Phillip Marry owns the 92-year-old law office building where Eaton works. He pointed to some cinder blocks used to smash the building’s stained glass windows that “can’t be replaced.”
“It’s a sad day, a very sad day,” said Marry, who is a criminal defense lawyer.
He also said he understands the protesters’ frustrations. “But taking it out on business owners I don’t think is the right thing to do,” he said.
Thick smoke from Corrections building
In the predawn hours, the smoke along 22nd Avenue was so thick it was impossible to see anything more than half a block away except the flashing lights of fire trucks. Firefighters stepped over the rubble of buildings in silence as they poured water on remaining hot spots.
Smoke was rising from what remained of the Department of Corrections building, which was set on fire.
“All this s- – – right here is replaceable, but our lives are not replaceable,” said Wendell Coleman, a longtime resident. “The police, they harass anybody of color here.”
Regina Luckett, a former Chicagoan who has lived in Kenosha for six years, pulled over to watch as bulldozers began to clean up the DOC.
“The police system is messed up, it’s like they’re more aggressive to men and women of color,” Luckett said. “And I hate for it to come to this, but how else are they going to listen? It’s sad but it’s needed.”
Other residents surveying the scene disagreed.
“This is totally f—ing senseless, this was not done by communities of upset people, this was done by have-nothing, do-nothing chaos agents,” said one man, Paul, who declined to use his last name.
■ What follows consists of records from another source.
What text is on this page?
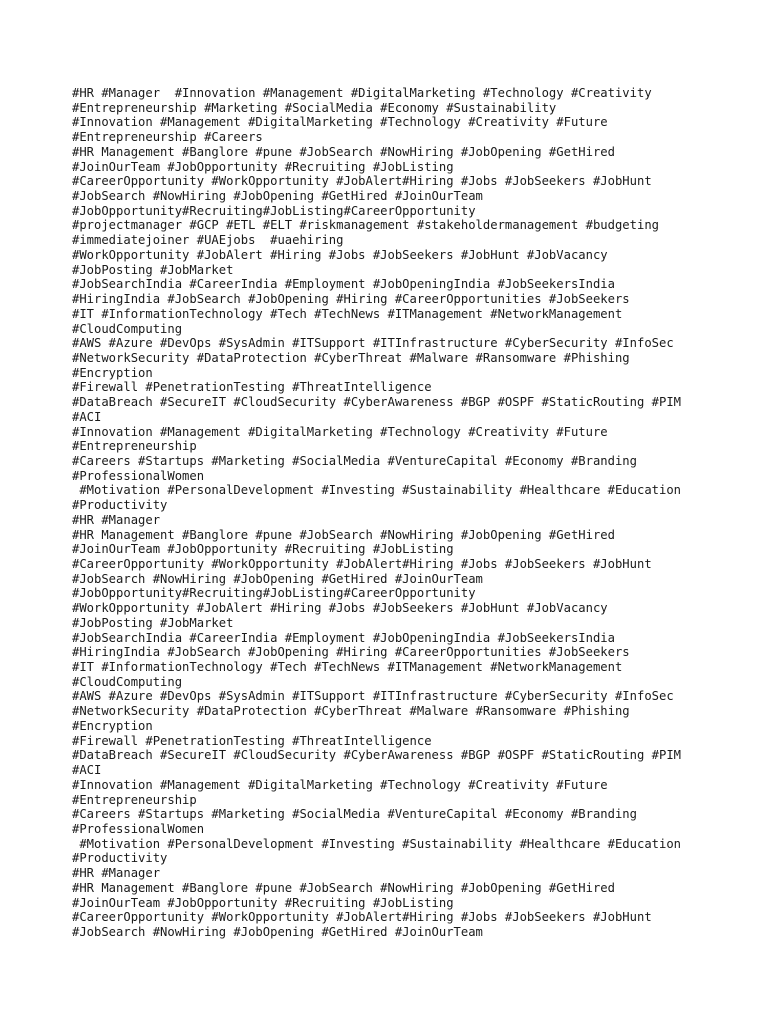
#HR #Manager  #Innovation #Management #DigitalMarketing #Technology #Creativity
#Entrepreneurship #Marketing #SocialMedia #Economy #Sustainability
#Innovation #Management #DigitalMarketing #Technology #Creativity #Future
#Entrepreneurship #Careers
#HR Management #Banglore #pune #JobSearch #NowHiring #JobOpening #GetHired
#JoinOurTeam #JobOpportunity #Recruiting #JobListing
#CareerOpportunity #WorkOpportunity #JobAlert#Hiring #Jobs #JobSeekers #JobHunt
#JobSearch #NowHiring #JobOpening #GetHired #JoinOurTeam
#JobOpportunity#Recruiting#JobListing#CareerOpportunity
#projectmanager #GCP #ETL #ELT #riskmanagement #stakeholdermanagement #budgeting
#immediatejoiner #UAEjobs  #uaehiring
#WorkOpportunity #JobAlert #Hiring #Jobs #JobSeekers #JobHunt #JobVacancy
#JobPosting #JobMarket
#JobSearchIndia #CareerIndia #Employment #JobOpeningIndia #JobSeekersIndia
#HiringIndia #JobSearch #JobOpening #Hiring #CareerOpportunities #JobSeekers
#IT #InformationTechnology #Tech #TechNews #ITManagement #NetworkManagement
#CloudComputing
#AWS #Azure #DevOps #SysAdmin #ITSupport #ITInfrastructure #CyberSecurity #InfoSec
#NetworkSecurity #DataProtection #CyberThreat #Malware #Ransomware #Phishing
#Encryption
#Firewall #PenetrationTesting #ThreatIntelligence
#DataBreach #SecureIT #CloudSecurity #CyberAwareness #BGP #OSPF #StaticRouting #PIM
#ACI
#Innovation #Management #DigitalMarketing #Technology #Creativity #Future
#Entrepreneurship
#Careers #Startups #Marketing #SocialMedia #VentureCapital #Economy #Branding
#ProfessionalWomen
#Motivation #PersonalDevelopment #Investing #Sustainability #Healthcare #Education
#Productivity
#HR #Manager
#HR Management #Banglore #pune #JobSearch #NowHiring #JobOpening #GetHired
#JoinOurTeam #JobOpportunity #Recruiting #JobListing
#CareerOpportunity #WorkOpportunity #JobAlert#Hiring #Jobs #JobSeekers #JobHunt
#JobSearch #NowHiring #JobOpening #GetHired #JoinOurTeam
#JobOpportunity#Recruiting#JobListing#CareerOpportunity
#WorkOpportunity #JobAlert #Hiring #Jobs #JobSeekers #JobHunt #JobVacancy
#JobPosting #JobMarket
#JobSearchIndia #CareerIndia #Employment #JobOpeningIndia #JobSeekersIndia
#HiringIndia #JobSearch #JobOpening #Hiring #CareerOpportunities #JobSeekers
#IT #InformationTechnology #Tech #TechNews #ITManagement #NetworkManagement
#CloudComputing
#AWS #Azure #DevOps #SysAdmin #ITSupport #ITInfrastructure #CyberSecurity #InfoSec
#NetworkSecurity #DataProtection #CyberThreat #Malware #Ransomware #Phishing
#Encryption
#Firewall #PenetrationTesting #ThreatIntelligence
#DataBreach #SecureIT #CloudSecurity #CyberAwareness #BGP #OSPF #StaticRouting #PIM
#ACI
#Innovation #Management #DigitalMarketing #Technology #Creativity #Future
#Entrepreneurship
#Careers #Startups #Marketing #SocialMedia #VentureCapital #Economy #Branding
#ProfessionalWomen
#Motivation #PersonalDevelopment #Investing #Sustainability #Healthcare #Education
#Productivity
#HR #Manager
#HR Management #Banglore #pune #JobSearch #NowHiring #JobOpening #GetHired
#JoinOurTeam #JobOpportunity #Recruiting #JobListing
#CareerOpportunity #WorkOpportunity #JobAlert#Hiring #Jobs #JobSeekers #JobHunt
#JobSearch #NowHiring #JobOpening #GetHired #JoinOurTeam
Jeannine Field, director of the Kenosha Human Development Services next door to the DOC, said the crisis prevention center had to move its residents to another facility during the unrest.
“I think everything that happened last night here in Kenosha is an incredible tragedy, but Kenosha is a strong place and we’ll pull together and we’ll get through it,” Field said.
So many fires
About 11 p.m. Monday, a mattress store at Roosevelt Road and 22nd Avenue burned uninterrupted in the city’s Uptown neighborhood for more than 20 minutes as dozens of people stood nearby and watched.
An empty fire station stood about 100 yards away, its firefighters and equipment fighting other blazes blocks away that made the sky glow red.
A wall of the two-story brick building that housed the mattress store came crashing down and sent people running to safer distances.
At the same time, a separate blaze burned a nearby Boost Mobile store and briefly caused a panic as bystanders wondered if people living in apartments above the storefront got out OK.
Spectators largely dispersed with the arrival of fire trucks, National Guard troops and police, who cordoned off the area.
“It’s ironic that Uptown, a black community, is burning,“ said Troy Williams, 30, a personal trainer who lives in the area and shook his head as he watched the flames.
“I definitely think it’s people from out of town that are setting things on fire. I don’t believe it’s Kenoshans doing it to their own city,” Williams said.
Looters had broken into the stores and set the fires, according to witnesses.
“I feel pretty terrible, honestly,” said a Kenosha man in his 20s who didn’t want his name used. “The city’s burning, you know, nobody wants to see that. There ain’t no reason for any of this.”